Лью шел медленно, с головой, повернутой к «ящику».
У стены он снова замер.
Чтобы пройти к дверям, надо было продвинуться сначала по прямой, то есть, приближаясь к телевизору.
Я миновал три первых ряда, выйдя на свободное пространство и сказал как можно мягче:
- Лью, все это просто фильм. Смотри, - я пошел к телевизору, вытянув кисть.

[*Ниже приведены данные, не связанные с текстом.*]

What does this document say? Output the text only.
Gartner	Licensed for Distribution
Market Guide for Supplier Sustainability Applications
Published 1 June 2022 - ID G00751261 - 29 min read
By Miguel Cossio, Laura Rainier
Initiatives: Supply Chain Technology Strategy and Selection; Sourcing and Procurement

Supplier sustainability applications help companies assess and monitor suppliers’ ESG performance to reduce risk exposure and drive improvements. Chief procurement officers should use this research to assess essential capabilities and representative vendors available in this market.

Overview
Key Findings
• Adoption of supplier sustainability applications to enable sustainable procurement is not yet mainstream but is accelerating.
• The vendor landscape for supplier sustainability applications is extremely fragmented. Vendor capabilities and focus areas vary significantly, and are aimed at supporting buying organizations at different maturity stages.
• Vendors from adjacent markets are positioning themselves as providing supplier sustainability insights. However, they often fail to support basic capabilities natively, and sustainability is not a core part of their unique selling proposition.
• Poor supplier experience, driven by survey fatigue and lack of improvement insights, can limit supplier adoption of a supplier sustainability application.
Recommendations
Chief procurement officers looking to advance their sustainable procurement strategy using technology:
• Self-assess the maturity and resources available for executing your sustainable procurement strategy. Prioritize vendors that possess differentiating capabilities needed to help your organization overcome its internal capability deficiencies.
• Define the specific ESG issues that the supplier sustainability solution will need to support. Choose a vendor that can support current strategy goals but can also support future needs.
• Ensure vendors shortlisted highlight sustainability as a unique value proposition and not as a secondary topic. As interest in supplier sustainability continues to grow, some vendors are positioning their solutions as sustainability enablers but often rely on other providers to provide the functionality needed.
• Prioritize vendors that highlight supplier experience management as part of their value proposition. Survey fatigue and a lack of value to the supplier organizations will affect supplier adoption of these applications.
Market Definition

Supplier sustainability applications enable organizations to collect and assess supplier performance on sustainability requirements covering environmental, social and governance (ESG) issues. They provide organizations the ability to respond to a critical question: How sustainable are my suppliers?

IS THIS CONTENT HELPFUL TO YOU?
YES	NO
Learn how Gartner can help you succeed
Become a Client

Когда я уже собирался прикоснуться к мерцающему экрану, кто-то резко дернул меня за руку назад, и тут же у меня над ухом раздался крик Лью:
- НЕ ТРОГАЙ!!!!!!!
Я сам немного испугался, потому что не ожидал, что Лью так быстро и бесшумно меня догонит.
Теперь он тащил меня к дверям, спотыкаясь и до боли сдавливая мою ладонь.

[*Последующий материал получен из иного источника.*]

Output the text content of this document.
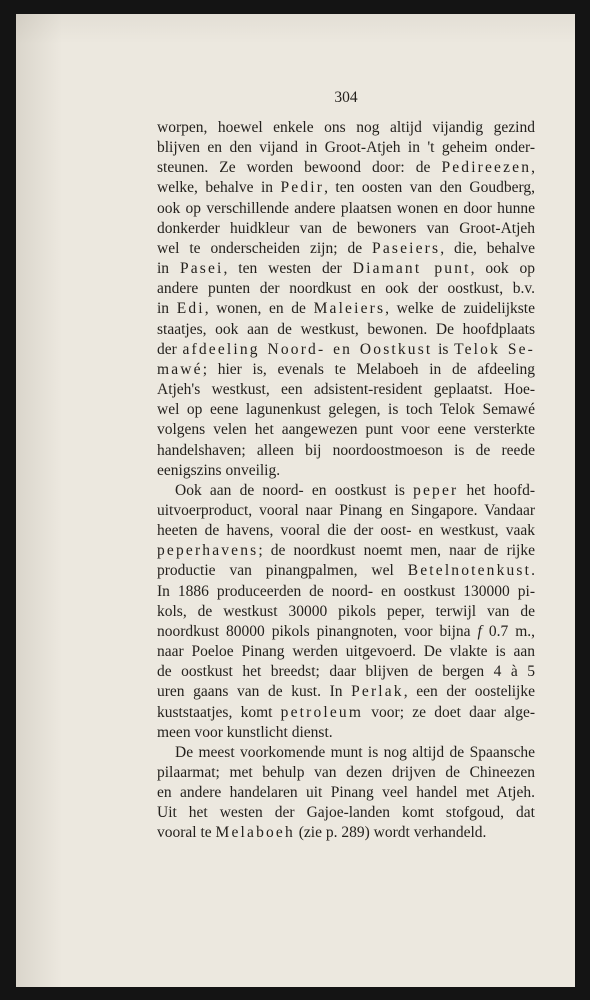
304
worpen, hoewel enkele ons nog altijd vijandig gezind
blijven en den vijand in Groot-Atjeh in 't geheim onder-
steunen. Ze worden bewoond door: de Pedireezen,
welke, behalve in Pedir, ten oosten van den Goudberg,
ook op verschillende andere plaatsen wonen en door hunne
donkerder huidkleur van de bewoners van Groot-Atjeh
wel te onderscheiden zijn; de Paseiers, die, behalve
in Pasei, ten westen der Diamant punt, ook op
andere punten der noordkust en ook der oostkust, b.v.
in Edi, wonen, en de Maleiers, welke de zuidelijkste
staatjes, ook aan de westkust, bewonen. De hoofdplaats
der afdeeling Noord- en Oostkust is Telok Se-
mawé; hier is, evenals te Melaboeh in de afdeeling
Atjeh's westkust, een adsistent-resident geplaatst. Hoe-
wel op eene lagunenkust gelegen, is toch Telok Semawé
volgens velen het aangewezen punt voor eene versterkte
handelshaven; alleen bij noordoostmoeson is de reede
eenigszins onveilig.
Ook aan de noord- en oostkust is peper het hoofd-
uitvoerproduct, vooral naar Pinang en Singapore. Vandaar
heeten de havens, vooral die der oost- en westkust, vaak
peperhavens; de noordkust noemt men, naar de rijke
productie van pinangpalmen, wel Betelnotenkust.
In 1886 produceerden de noord- en oostkust 130000 pi-
kols, de westkust 30000 pikols peper, terwijl van de
noordkust 80000 pikols pinangnoten, voor bijna f 0.7 m.,
naar Poeloe Pinang werden uitgevoerd. De vlakte is aan
de oostkust het breedst; daar blijven de bergen 4 à 5
uren gaans van de kust. In Perlak, een der oostelijke
kuststaatjes, komt petroleum voor; ze doet daar alge-
meen voor kunstlicht dienst.
De meest voorkomende munt is nog altijd de Spaansche
pilaarmat; met behulp van dezen drijven de Chineezen
en andere handelaren uit Pinang veel handel met Atjeh.
Uit het westen der Gajoe-landen komt stofgoud, dat
vooral te Melaboeh (zie p. 289) wordt verhandeld.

- Лью…, - я попытался высвободиться.
- Давай уйдем, - перебил он меня.
- Ты мне…
- Ну давай уйдем…, - в голосе Лью послышалась мольба. Я не собирался останавливаться, просто хотел попросить его не сжимать мне так сильно ладонь, но, услышав его голос, решил потерпеть до улицы.
В коридоре мы чуть не налетели на билетера, шедшего в зал с какими-то бумагами.

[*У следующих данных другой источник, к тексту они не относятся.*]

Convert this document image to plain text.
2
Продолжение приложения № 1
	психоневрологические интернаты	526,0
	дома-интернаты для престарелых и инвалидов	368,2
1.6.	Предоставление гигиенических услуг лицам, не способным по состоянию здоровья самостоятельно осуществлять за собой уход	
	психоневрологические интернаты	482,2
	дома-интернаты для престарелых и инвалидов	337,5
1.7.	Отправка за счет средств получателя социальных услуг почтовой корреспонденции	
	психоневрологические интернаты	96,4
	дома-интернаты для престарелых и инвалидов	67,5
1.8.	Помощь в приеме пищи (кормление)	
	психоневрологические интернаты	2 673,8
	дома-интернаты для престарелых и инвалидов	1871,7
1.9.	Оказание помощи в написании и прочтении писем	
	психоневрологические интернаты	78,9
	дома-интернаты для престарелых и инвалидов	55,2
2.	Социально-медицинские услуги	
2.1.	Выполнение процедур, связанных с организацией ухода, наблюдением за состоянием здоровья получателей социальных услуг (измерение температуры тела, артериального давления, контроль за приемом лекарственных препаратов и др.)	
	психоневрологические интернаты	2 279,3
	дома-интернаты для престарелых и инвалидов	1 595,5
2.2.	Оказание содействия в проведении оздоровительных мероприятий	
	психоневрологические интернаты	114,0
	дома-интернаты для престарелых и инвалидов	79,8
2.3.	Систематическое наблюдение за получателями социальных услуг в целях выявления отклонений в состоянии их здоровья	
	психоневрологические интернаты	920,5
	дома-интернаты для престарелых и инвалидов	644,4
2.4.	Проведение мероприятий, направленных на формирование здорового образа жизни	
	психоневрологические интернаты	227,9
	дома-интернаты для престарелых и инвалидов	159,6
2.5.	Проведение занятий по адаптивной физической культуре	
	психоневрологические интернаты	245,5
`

- Что вы там делали? – билетер хотел задержать нас, но Лью промчался мимо него, как скорый поезд, крепко держа меня за руку.
Меня немного «занесло» и я «бортанул» билетера, который уронил несколько бумаг и сам чуть не потерял равновесие – он был выше нас от силы сантиметров на десять.
Я думаю, тогда Лью не остановил бы даже «Верзила».
Каким-то чудом мы не скатились кубарем по ступенькам, - такую Лью развил скорость.
- Все, стой-стой-стой!!! – я схватил его за шею и стал «тормозить». Лью еще несколько метров тащил меня вперед, словно трактор.
- Ну все, стой же, Лью!
Он так и не остановился, а пошел быстрым шагом, но мою руку, наконец, выпустил.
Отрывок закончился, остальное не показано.